BANJARMASIN, klikkalsel.com – Aparat kepolisian berhasil mengamankan delapan terduga pelaku pengeroyokan terhadap seorang warga bernama MSF (59), yang terjadi di kawasan Jalan Jahri Saleh, Komplek Cacat Veteran, Kelurahan Sungai Jingah, Kecamatan Banjarmasin Utara, pada Rabu (27/5/2026) dini hari.

Kapolsek Banjarmasin Utara, AKP Sunardi mengatakan, seluruh terduga pelaku yang diamankan merupakan Anak yang Berhadapan dengan Hukum (ABH) atau di bawah umur.

“Sudah kita amankan, semuanya ABH,” ujarnya saat dikonfirmasi, Sabtu (30/5/2026).

Menurutnya, delapan ABH tersebut datang menyerahkan diri ke Mapolsek Banjarmasin Utara setelah polisi beberapa hari melakukan pencarian dan pengejaran terhadap para pelaku.

“Beberapa hari kita lakukan pencarian dan pengejaran, akhirnya mereka menyerahkan diri ke Polsek,” katanya.

Meski para terduga pelaku sudah diamankan, pihak kepolisian masih terus melakukan pendalaman dan pemeriksaan lebih lanjut untuk mengungkap peran masing-masing dalam kasus tersebut.

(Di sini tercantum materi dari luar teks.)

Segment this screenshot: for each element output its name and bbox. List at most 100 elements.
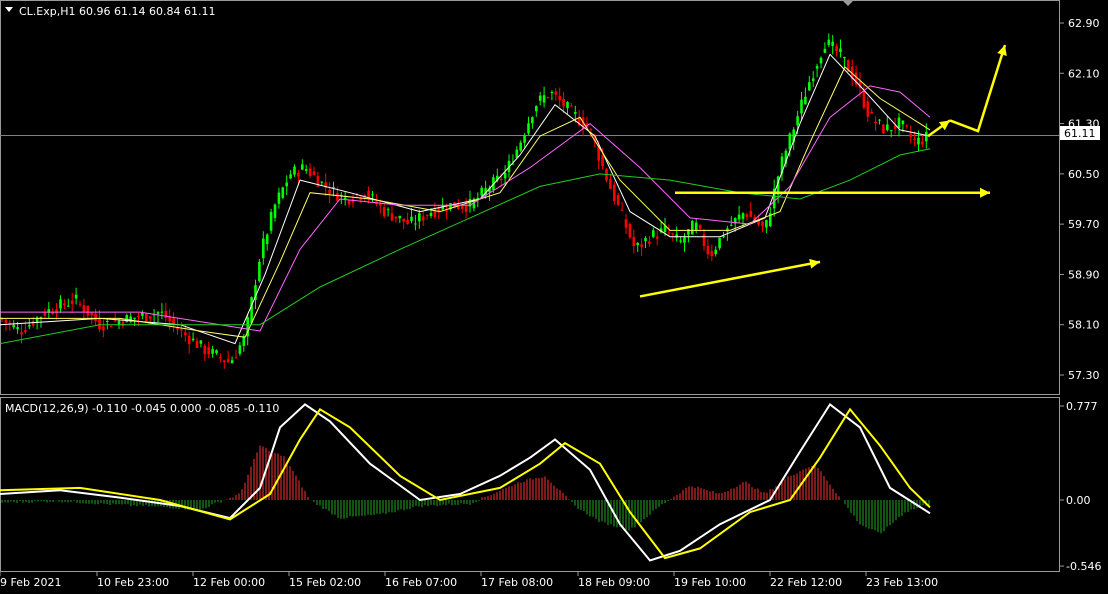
- candle-body: [640, 244, 643, 247]
- candle-body: [866, 101, 870, 117]
- y-tick-label: 62.10: [1068, 67, 1100, 80]
- candle-body: [718, 237, 721, 249]
- candle-body: [691, 220, 694, 235]
- candle-body: [710, 250, 714, 257]
- candle-body: [207, 347, 210, 355]
- candle-body: [679, 240, 682, 242]
- candle-body: [320, 181, 324, 183]
- candle-body: [187, 335, 191, 345]
- macd-header: MACD(12,26,9) -0.110 -0.045 0.000 -0.085…: [5, 402, 279, 415]
- candle-body: [808, 82, 811, 91]
- candle-body: [741, 213, 745, 219]
- candle-body: [78, 303, 82, 305]
- candle-body: [328, 189, 331, 194]
- candle-body: [620, 209, 624, 211]
- candle-body: [480, 187, 483, 196]
- candle-body: [137, 315, 140, 318]
- candle-body: [90, 312, 93, 316]
- candle-body: [464, 204, 468, 212]
- candle-body: [379, 203, 382, 206]
- candle-body: [921, 141, 924, 145]
- candle-body: [211, 349, 214, 354]
- y-tick-label: 62.90: [1068, 17, 1100, 30]
- candle-body: [616, 194, 620, 205]
- candle-body: [86, 305, 90, 316]
- candle-body: [901, 120, 905, 125]
- candle-body: [823, 48, 827, 53]
- candle-body: [546, 97, 550, 99]
- candle-body: [148, 316, 152, 319]
- candle-body: [312, 171, 316, 175]
- candle-body: [613, 184, 616, 202]
- candle-body: [730, 224, 733, 226]
- current-price-label: 61.11: [1064, 127, 1096, 140]
- candle-body: [164, 310, 168, 319]
- candle-body: [421, 216, 425, 221]
- candle-body: [250, 297, 253, 324]
- candle-body: [917, 137, 920, 145]
- candle-body: [24, 330, 27, 333]
- candle-body: [632, 237, 636, 247]
- candle-body: [761, 221, 764, 227]
- candle-body: [425, 215, 429, 217]
- candle-body: [562, 98, 565, 107]
- candle-body: [184, 332, 187, 335]
- candle-body: [304, 169, 308, 171]
- y-tick-label: 58.10: [1068, 319, 1100, 332]
- candle-body: [905, 125, 909, 127]
- candle-body: [191, 338, 195, 341]
- candle-body: [503, 172, 507, 179]
- candle-body: [258, 261, 261, 282]
- candle-body: [574, 112, 577, 114]
- candle-body: [281, 187, 285, 198]
- candle-body: [882, 124, 885, 134]
- candle-body: [371, 194, 374, 196]
- candle-body: [55, 309, 58, 314]
- candle-body: [648, 241, 651, 244]
- candle-body: [382, 207, 386, 217]
- y-tick-label: 57.30: [1068, 369, 1100, 382]
- main-header: CL.Exp,H1 60.96 61.14 60.84 61.11: [19, 5, 215, 18]
- candle-body: [293, 166, 296, 175]
- candle-body: [913, 138, 916, 141]
- candle-body: [156, 312, 160, 314]
- candle-body: [788, 133, 792, 150]
- candle-body: [554, 91, 558, 95]
- candle-body: [94, 314, 97, 321]
- candle-body: [262, 238, 265, 259]
- candle-body: [12, 324, 15, 328]
- candle-body: [671, 233, 675, 235]
- candle-body: [745, 214, 749, 218]
- candle-body: [531, 117, 534, 124]
- candle-body: [59, 299, 62, 309]
- candle-body: [765, 219, 768, 228]
- candle-body: [601, 155, 604, 167]
- trading-chart[interactable]: 62.9062.1061.3060.5059.7058.9058.1057.30…: [0, 0, 1108, 594]
- x-tick-label: 23 Feb 13:00: [866, 576, 938, 589]
- candle-body: [628, 224, 632, 238]
- candle-body: [550, 92, 554, 94]
- candle-body: [538, 95, 542, 101]
- candle-body: [542, 95, 546, 103]
- candle-body: [406, 219, 409, 224]
- candle-body: [589, 129, 593, 131]
- candle-body: [109, 326, 113, 328]
- candle-body: [67, 305, 70, 307]
- candle-body: [199, 340, 203, 344]
- candle-body: [714, 249, 717, 255]
- candle-body: [694, 222, 698, 231]
- candle-body: [800, 99, 803, 114]
- y-tick-label: 58.90: [1068, 268, 1100, 281]
- candle-body: [343, 197, 347, 199]
- candle-body: [28, 325, 31, 327]
- candle-body: [398, 215, 402, 219]
- candle-body: [43, 312, 47, 316]
- candle-body: [113, 320, 117, 322]
- candle-body: [698, 225, 702, 229]
- candle-body: [70, 300, 74, 304]
- candle-body: [445, 210, 448, 212]
- candle-body: [141, 312, 144, 316]
- candle-body: [390, 213, 394, 221]
- y-tick-label: 59.70: [1068, 218, 1100, 231]
- candle-body: [624, 219, 628, 228]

Sebelumnya, polisi menyebut pengeroyokan dilakukan secara bersama-sama oleh sekelompok remaja yang jumlahnya diperkirakan mencapai 15 hingga 25 orang.

“Benar ada pengeroyokan yang dilakukan secara bersama-sama dan diduga dilakukan oleh remaja,” ujar Sunardi, Jumat (29/5/2026).

Dari hasil penyelidikan sementara, polisi telah mengantongi identitas sejumlah remaja lain yang diduga terlibat dan akan dilakukan pengembangan lebih lanjut.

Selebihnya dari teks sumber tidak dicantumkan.